Carry out the method for liquid chromatography, Appendix III D, using the following solutions. For solution (1) shake 10 tablets with 800 ml of methanol  (50%) for 30 minutes, add sufficient of the mobile phase to produce 1000 ml, mix, centrifuge an aliquot and filter the supernatant liquid through a 0.45-µm filter. Dilute the resulting solution with the mobile phase to produce a solution containing 0.005% w/v of diclofenac sodium. Solution (2) contains 0.005% w/v of diclofenac sodium BPCRS in the mobile phase.

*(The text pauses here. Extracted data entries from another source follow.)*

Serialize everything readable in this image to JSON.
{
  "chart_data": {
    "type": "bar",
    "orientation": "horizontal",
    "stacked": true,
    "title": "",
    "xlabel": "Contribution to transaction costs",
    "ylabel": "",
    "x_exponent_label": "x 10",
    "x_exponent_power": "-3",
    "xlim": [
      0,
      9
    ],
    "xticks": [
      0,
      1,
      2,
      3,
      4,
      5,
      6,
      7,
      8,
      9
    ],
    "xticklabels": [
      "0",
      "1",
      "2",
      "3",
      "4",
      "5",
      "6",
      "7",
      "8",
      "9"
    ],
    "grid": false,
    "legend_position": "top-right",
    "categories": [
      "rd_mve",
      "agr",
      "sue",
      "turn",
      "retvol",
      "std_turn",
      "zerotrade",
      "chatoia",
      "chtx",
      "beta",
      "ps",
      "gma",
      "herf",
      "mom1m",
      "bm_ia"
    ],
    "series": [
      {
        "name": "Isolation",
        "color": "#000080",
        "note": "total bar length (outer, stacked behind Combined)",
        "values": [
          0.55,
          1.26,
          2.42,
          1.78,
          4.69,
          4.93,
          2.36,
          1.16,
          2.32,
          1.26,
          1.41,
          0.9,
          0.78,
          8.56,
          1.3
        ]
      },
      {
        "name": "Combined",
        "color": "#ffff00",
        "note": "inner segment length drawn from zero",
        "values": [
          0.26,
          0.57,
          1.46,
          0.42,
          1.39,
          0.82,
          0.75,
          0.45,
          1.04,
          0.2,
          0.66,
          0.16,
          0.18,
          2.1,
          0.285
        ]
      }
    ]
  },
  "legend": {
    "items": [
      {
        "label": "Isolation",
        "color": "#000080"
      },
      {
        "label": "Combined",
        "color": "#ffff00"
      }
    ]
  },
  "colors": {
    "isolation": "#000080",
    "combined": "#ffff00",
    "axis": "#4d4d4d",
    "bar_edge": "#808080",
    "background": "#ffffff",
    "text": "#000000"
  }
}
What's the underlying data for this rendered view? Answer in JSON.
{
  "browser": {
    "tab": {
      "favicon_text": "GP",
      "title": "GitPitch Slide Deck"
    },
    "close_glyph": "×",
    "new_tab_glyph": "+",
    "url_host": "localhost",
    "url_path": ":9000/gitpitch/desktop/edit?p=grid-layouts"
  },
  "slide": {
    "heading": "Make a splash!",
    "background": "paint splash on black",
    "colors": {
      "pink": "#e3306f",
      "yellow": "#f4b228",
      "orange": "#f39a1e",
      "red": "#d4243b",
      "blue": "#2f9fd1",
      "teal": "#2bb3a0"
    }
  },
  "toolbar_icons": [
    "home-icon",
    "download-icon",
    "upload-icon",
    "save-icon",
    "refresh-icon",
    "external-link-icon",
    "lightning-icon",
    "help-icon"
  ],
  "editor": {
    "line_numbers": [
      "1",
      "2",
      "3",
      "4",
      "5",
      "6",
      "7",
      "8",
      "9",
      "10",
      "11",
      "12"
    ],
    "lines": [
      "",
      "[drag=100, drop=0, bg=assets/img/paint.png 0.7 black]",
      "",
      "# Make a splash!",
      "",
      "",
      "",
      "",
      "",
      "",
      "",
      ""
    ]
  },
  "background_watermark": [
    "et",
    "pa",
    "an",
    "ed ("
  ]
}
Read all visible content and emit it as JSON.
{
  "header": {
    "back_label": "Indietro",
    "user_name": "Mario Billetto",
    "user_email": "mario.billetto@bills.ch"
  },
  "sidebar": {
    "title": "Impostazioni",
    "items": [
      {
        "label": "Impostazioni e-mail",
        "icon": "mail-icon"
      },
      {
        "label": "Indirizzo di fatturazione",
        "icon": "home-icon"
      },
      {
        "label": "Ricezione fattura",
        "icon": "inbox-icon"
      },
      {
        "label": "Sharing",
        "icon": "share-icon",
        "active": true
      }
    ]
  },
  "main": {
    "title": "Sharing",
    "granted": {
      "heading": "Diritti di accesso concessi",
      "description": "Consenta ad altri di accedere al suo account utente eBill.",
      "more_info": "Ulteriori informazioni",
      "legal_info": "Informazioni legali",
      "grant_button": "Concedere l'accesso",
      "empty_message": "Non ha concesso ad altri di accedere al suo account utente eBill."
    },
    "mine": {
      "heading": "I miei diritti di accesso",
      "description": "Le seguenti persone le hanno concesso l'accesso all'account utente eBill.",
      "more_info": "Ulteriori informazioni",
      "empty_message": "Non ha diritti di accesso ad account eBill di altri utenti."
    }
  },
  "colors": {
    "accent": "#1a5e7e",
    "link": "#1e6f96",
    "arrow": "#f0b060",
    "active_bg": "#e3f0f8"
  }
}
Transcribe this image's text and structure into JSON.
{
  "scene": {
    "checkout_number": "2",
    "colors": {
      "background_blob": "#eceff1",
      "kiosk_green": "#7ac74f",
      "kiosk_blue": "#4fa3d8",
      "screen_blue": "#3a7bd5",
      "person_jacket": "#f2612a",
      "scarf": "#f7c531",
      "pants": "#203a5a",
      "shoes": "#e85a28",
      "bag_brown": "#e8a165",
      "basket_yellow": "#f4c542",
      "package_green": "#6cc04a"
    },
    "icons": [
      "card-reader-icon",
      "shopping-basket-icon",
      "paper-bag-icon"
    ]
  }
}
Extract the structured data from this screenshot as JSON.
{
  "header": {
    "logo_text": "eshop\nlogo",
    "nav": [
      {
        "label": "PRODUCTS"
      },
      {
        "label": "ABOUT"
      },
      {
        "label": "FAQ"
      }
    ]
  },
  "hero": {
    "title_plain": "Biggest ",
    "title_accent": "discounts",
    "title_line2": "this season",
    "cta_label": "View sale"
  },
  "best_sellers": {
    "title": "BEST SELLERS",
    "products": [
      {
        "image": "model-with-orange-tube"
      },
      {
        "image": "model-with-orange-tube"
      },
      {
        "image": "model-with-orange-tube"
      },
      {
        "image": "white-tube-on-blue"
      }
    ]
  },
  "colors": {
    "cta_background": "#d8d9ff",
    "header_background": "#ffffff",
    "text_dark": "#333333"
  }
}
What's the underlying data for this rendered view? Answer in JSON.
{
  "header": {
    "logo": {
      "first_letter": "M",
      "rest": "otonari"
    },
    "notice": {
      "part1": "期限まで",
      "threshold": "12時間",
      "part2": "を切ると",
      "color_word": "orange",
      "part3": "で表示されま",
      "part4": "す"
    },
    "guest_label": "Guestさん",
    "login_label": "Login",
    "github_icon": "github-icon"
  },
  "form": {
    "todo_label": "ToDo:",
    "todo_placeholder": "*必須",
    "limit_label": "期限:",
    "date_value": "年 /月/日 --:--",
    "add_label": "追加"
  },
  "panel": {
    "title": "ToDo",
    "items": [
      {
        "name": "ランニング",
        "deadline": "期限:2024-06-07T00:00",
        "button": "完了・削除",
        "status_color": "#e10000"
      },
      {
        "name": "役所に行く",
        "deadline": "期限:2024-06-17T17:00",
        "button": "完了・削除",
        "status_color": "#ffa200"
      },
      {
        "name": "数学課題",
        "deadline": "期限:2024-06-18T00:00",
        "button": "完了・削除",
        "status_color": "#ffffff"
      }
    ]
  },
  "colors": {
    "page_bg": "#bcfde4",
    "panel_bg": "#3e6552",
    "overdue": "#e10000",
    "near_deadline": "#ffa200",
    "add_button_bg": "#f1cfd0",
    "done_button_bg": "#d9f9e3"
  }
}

Solution (3) contains 0.0005% w/v of diclofenac sodium BPCRS and 0.0005% w/v of diclofenac impurity A EPCRS in the mobile phase.

 

The chromatographic conditions described under Related substances may be used.

 

The Assay is not valid unless, in the chromatogram obtained with solution (3), the resolution factor  between the peaks corresponding to diclofenac and diclofenac impurity A is at least 6.5.

 

Calculate the content of C14H10Cl2NNaO2 in the tablets from the chromatograms obtained and from the declared content of C14H10Cl2NNaO2 in diclofenac sodium BPCRS.

 

Storage

 

Slow Diclofenac tablets should be protected from moisture.

 

IMPURITIES

 

The impurities limited by the requirements of this monograph include those listed in the monograph for diclofenac sodium.